MSF says Congo's fight against Ebola fading as civilians refuse to trust health workers


Devdiscourse News Desk | Updated: 07-03-2019 18:09 IST | Created: 07-03-2019 17:40 IST
MSF says Congo's fight against Ebola fading as civilians refuse to trust health workers
Image Credit: Pixabay
  • Country:
  • Congo Dem Rep

The battle against Ebola in Democratic Republic of Congo is failing because ordinary people do not trust health workers and an overly militarised response is alienating patients and families, the medical charity MSF said on Thursday.

Last week Medecins Sans Frontières (Doctors Without Borders) suspended medical activities at the focal point of the epidemic after two of its facilities were torched by unidentified assailants. MSF's international president Joanne Liu said the outbreak, which has killed 569 people, would not be beaten unless the community trusted the authorities and were treated humanely.

"The existing atmosphere can only be described as toxic," Liu told reporters in Geneva. Ebola responders were increasingly seen as the enemy, with more than 30 attacks and incidents against the Ebola response in the past month alone, she said.

The epidemic is in a region of Congo that is prey to armed groups and violence where officials are prone to see threats through a security lens and to use force. "There is a lot of militarisation of the Ebola response," she said. "Using police to force people into complying with health measures is not only unethical, it's totally counterproductive. The communities are not the enemy."

Involvement of security and police forces merely deepened suspicions that Ebola was being used as a political tool, she said.
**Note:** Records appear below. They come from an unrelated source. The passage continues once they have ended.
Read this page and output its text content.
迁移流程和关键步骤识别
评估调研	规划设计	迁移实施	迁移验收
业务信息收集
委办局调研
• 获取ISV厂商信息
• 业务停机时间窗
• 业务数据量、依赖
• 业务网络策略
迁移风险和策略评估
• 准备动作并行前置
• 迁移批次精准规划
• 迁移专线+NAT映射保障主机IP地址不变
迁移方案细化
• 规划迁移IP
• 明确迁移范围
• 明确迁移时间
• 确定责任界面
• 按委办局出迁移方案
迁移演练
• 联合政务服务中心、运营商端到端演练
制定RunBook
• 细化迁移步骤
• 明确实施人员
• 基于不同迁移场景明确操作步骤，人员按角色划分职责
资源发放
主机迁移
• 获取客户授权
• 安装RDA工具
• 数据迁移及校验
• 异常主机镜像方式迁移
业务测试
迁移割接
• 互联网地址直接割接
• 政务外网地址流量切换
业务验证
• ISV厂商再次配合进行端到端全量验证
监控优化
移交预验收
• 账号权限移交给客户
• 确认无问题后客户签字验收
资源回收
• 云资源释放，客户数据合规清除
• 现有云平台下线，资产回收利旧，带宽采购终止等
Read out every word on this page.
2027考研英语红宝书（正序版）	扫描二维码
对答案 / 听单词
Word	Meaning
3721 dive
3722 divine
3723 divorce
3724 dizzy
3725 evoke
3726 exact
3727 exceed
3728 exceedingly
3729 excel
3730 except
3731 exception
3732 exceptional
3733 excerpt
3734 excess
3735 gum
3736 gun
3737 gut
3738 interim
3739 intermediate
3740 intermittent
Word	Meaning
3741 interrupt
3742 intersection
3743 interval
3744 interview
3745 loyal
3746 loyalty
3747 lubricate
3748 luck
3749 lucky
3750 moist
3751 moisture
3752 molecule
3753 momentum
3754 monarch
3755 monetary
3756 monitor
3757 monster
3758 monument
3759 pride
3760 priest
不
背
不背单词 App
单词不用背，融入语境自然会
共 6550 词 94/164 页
There were still signs the outbreak - the second worst ever - was not being brought under control.

Forty per cent of deaths were outside medical centres, meaning patients had not sought care, and 35 per cent of new patients were not linked to existing cases, meaning the spread of the disease was not being tracked. "Ebola still has the upper hand," Liu said.

Villagers saw fleets of cars racing to pick up a single sick person and vast amounts of money pouring in. Some were instructed to wash their hands but had no soap to do so. "They see their relatives sprayed with chlorine and wrapped in plastic bags, buried without ceremony. Then they see their possessions burned," she said.